O modelo biopsicossocial de Engel (1977), bem como suas evidências na Psiconeuroimunologia, evidenciam que o adoecimento humano é, antes de tudo, uma forma de expressão particular, caracterizada pela inter-retro-reação das dimensões celulares, teciduais, orgânicas, assim como interpessoais, ambientais e históricas, concebendo o sujeito de forma holística.
O objetivo terapêutico da medicina não deve mais ser restituir a “normalidade” anatomofisiológica do corpo, e sim resgatar a autonomia comprometida, voltando-se assim para a dialética da prevenção de doenças e da promoção da saúde.
Na atualidade, o modelo de Engel encontra possibilidade principalmente na clínica, cuja característica fundamental é o foco na humanização, onde a "observação (visão externa), introspecção (visão interna), e o diálogo (entrevista) são a base da tríade metodológica para o estudo”, e no modelo de Medicina Integrada, cuja função é promover a integralidade (inclusão de diferentes facetas da pessoa e do processo do adoecer)
e a integração (a articulação de diferentes formas assistenciais do sistema de saúde).
Apesar dos esforços dessas novas concepções do processo saúde-doença (que dá seus primeiros passos com a psicanálise até ser universalmente adotada pela OMS em 1948, encadeando diversas reações de questionamento profissionais nas quais Engel está incluído), o modelo biomédico, como o próprio Engel afirma, permanece como um “imperativo cultural”, semelhante a um dogma:
“The biomedical model has thus become a cultural imperative, its limitations easily overlooked. In brief, it has now acquired the status of dogma. In science, a model is revised or abandoned when it
fails to account adequately for all the data. A dogma, on the other hand, requires that discrepant data be forced to fit the model or be excluded”.

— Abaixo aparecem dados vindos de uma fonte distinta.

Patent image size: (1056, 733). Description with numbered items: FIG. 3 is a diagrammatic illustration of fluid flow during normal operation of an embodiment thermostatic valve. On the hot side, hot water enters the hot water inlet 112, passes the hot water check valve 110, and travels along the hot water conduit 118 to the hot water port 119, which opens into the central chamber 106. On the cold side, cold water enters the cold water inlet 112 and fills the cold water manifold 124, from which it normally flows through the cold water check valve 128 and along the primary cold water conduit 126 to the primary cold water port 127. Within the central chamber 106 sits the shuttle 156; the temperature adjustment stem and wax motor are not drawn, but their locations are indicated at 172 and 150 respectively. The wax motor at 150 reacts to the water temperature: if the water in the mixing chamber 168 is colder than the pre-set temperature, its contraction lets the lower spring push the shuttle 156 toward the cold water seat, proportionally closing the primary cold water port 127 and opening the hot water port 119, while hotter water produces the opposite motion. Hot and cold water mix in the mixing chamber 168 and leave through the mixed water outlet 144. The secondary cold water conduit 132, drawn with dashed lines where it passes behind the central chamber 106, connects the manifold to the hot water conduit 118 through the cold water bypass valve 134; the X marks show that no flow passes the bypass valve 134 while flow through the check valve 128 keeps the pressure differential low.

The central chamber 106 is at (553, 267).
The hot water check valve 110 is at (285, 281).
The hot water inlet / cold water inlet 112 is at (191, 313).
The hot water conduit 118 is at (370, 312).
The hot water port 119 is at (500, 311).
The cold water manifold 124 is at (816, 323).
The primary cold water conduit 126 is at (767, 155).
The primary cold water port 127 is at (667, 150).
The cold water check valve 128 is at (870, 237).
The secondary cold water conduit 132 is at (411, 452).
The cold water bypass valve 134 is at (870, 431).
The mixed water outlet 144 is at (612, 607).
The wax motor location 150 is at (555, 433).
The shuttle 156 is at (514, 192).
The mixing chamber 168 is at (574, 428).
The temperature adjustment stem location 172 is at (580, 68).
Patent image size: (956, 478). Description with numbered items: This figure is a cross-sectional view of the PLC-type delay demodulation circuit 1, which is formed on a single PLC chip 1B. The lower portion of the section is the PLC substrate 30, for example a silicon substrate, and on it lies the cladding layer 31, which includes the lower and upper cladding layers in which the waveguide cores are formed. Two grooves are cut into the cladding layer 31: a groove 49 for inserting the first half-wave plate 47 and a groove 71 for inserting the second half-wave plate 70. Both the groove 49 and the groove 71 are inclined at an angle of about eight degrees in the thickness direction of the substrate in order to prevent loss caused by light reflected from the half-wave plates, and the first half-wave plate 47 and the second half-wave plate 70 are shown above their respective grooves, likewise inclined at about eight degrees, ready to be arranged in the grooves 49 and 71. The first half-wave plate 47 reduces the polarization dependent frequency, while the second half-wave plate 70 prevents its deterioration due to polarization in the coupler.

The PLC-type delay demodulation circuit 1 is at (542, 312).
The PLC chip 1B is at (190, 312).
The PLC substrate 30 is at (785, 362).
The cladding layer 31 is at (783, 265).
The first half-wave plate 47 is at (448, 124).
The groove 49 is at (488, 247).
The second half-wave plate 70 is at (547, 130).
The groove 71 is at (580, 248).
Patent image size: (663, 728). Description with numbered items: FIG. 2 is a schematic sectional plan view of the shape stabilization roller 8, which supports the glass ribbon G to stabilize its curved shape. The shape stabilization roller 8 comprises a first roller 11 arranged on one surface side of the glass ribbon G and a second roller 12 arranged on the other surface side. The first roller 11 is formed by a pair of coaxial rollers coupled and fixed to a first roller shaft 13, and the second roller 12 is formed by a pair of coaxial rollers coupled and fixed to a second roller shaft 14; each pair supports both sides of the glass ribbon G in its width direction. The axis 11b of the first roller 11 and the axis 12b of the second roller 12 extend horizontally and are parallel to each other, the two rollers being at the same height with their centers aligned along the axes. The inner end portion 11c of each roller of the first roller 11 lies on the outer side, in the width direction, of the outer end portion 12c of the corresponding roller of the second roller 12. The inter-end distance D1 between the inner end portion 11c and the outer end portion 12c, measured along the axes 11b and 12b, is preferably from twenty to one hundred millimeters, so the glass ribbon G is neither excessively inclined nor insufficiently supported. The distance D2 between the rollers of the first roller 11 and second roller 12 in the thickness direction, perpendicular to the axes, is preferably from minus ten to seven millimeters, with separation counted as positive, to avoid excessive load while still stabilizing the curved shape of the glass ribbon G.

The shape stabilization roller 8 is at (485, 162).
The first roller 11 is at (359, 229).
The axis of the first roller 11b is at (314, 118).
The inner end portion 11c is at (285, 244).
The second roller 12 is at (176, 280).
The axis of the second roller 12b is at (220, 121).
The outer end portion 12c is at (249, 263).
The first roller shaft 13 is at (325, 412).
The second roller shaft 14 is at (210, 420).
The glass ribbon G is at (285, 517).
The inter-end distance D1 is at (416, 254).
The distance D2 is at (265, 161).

Para o modelo biopsicosocial, o todo é mais do que a soma das partes, e se o indivíduo está doente, deve-se buscar compreender não apenas porquê doente, mas também de que maneira doente.
1. O Modelo Biomédico
Descartes (1596–1650), em seu paradigma cartesiano, defende o recorte da realidade em suas partes constituintes, retirando o fenômeno de seu ecossistema para analisá-lo de forma isolada e em si mesmo. Assim se constitui a medicina anatomoclínica, ainda nos séculos XVI e XVII, necessariamente estabelecendo dualidades como mente x corpo, razão x emoção, mundo material x mundo espiritual, ser humano x mundo,
natureza x cultura que perduram mesmo hoje na prática médica.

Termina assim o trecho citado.